Across France, they were not alone. In one school in Normandy, some Muslim students yelled “God is great!” in Arabic during that same moment. In a Paris middle school, another group of young Muslims politely asked not to respect the minute, arguing to their teacher, “You reap what you sow.”

Abdelaali, a 17-year-old high school senior who did observe the quiet minute, said he did so only because he was outraged by the killings in the name of his religion that were carried out at Charlie Hebdo – the satirical French newspaper attacked by Islamist extremists. But he also said he feels disgusted by a newspaper whose provocative cartoons had used the image of the prophet Muhammad for satire, and which continued to do so in its tragicomic first edition hitting newsstands Wednesday morning.

“I know some kids who agreed with the attack,” he said. “I did not, but I also cannot say that I support what Charlie Hebdo is doing.”

Within France’s Muslim community of some 5 million, many are viewing the tragedy in starkly different terms from their non-Muslim compatriots. They feel deeply torn by the now viral slogan, “I am Charlie,” arguing that no, they are not Charlie at all.

Many of France’s Muslims abhor the violence that struck the country last week. But they are also revolted by the notion that they should defend the newspaper. By putting the publication on a pedestal, they insist, the French are once again sidelining the Muslim community, feeding into a general sense of discrimination which, they argue, helped create the conditions for radicalization in the first place.

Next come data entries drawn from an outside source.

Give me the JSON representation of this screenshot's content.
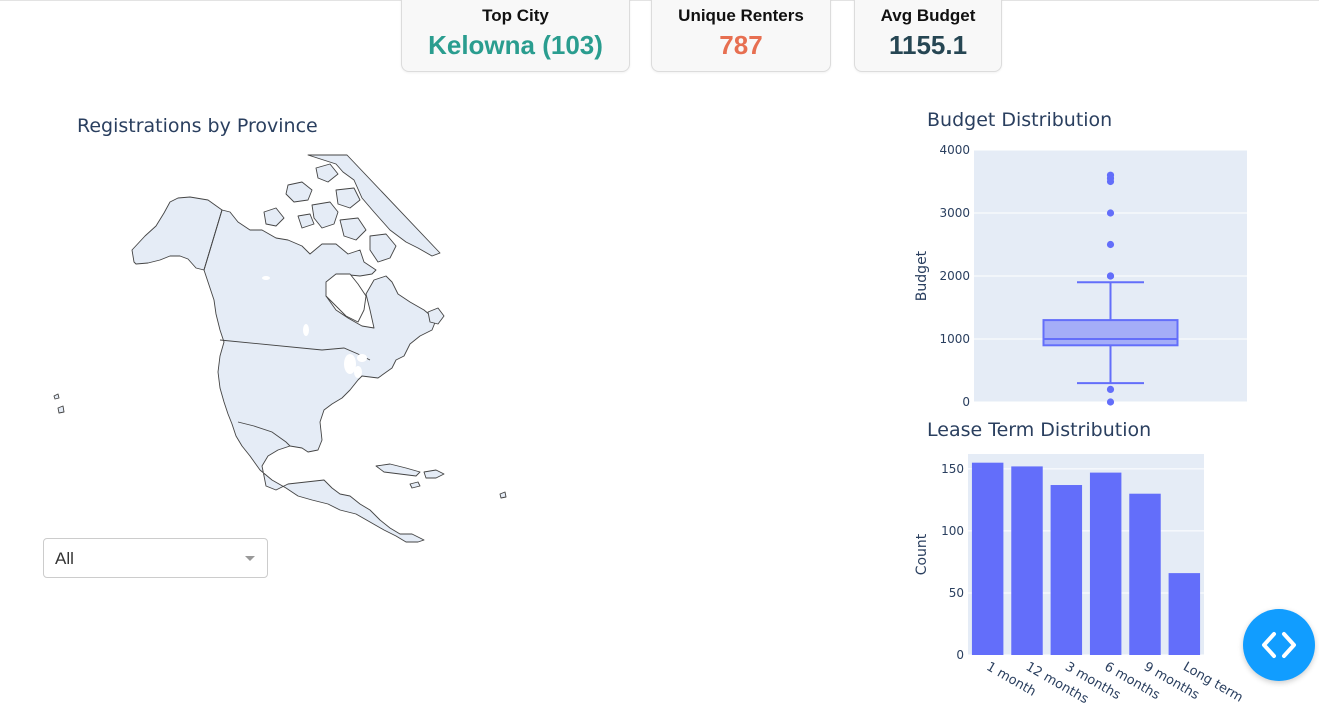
{
  "kpis": {
    "top_city": {
      "label": "Top City",
      "value": "Kelowna (103)",
      "color": "#2a9d8f"
    },
    "unique_renters": {
      "label": "Unique Renters",
      "value": "787",
      "color": "#e76f51"
    },
    "avg_budget": {
      "label": "Avg Budget",
      "value": "1155.1",
      "color": "#264653"
    }
  },
  "map": {
    "title": "Registrations by Province",
    "land_color": "#e5ecf6",
    "border_color": "#444444"
  },
  "filter": {
    "selected": "All",
    "icon": "chevron-down-icon"
  },
  "chart_data": [
    {
      "type": "box",
      "title": "Budget Distribution",
      "xlabel": "",
      "ylabel": "Budget",
      "ylim": [
        0,
        4000
      ],
      "yticks": [
        "0",
        "1000",
        "2000",
        "3000",
        "4000"
      ],
      "box": {
        "whisker_low": 300,
        "q1": 900,
        "median": 1000,
        "q3": 1300,
        "whisker_high": 1900
      },
      "outliers": [
        0,
        200,
        2000,
        2000,
        2500,
        3000,
        3500,
        3550,
        3600
      ],
      "color": "#636efa",
      "grid": true
    },
    {
      "type": "bar",
      "title": "Lease Term Distribution",
      "xlabel": "",
      "ylabel": "Count",
      "categories": [
        "1 month",
        "12 months",
        "3 months",
        "6 months",
        "9 months",
        "Long term"
      ],
      "values": [
        155,
        152,
        137,
        147,
        130,
        66
      ],
      "ylim": [
        0,
        162
      ],
      "yticks": [
        "0",
        "50",
        "100",
        "150"
      ],
      "color": "#636efa",
      "grid": true
    }
  ],
  "fab": {
    "icon": "code-brackets-icon"
  }
}
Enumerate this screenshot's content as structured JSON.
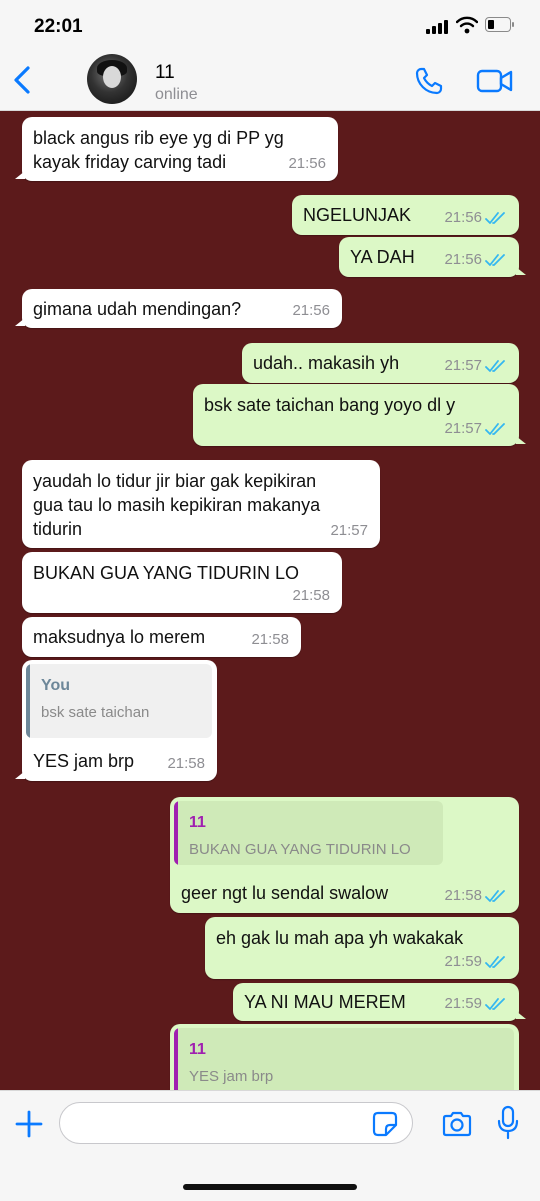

Unemployment and poverty remain far higher among France’s Muslims than in the nation overall. Joblessness and poverty are particularly high in heavily Muslim Paris suburbs such as Gennevilliers, an area of sprawling, dense apartment blocks where at least one of the gunmen lived. On the streets here, Charlie Hebdo remains something different, a symbol of what some, such as Mohamed Binakdan, 32, describe as the everyday humiliation of Muslims in France.

“You go to a nightclub, and they don’t let you in,” said Binakdan, a transit worker in Paris. “You go to a party, they look at your beard, and say, ‘Oh, when are you going to Syria to join the jihad?’ Charlie Hebdo is a part of that, too. Those who are stronger than us are mocking us. We have high unemployment, high poverty. Religion is all we have left. This is sacred to us. And yes, we have a hard time laughing about it.”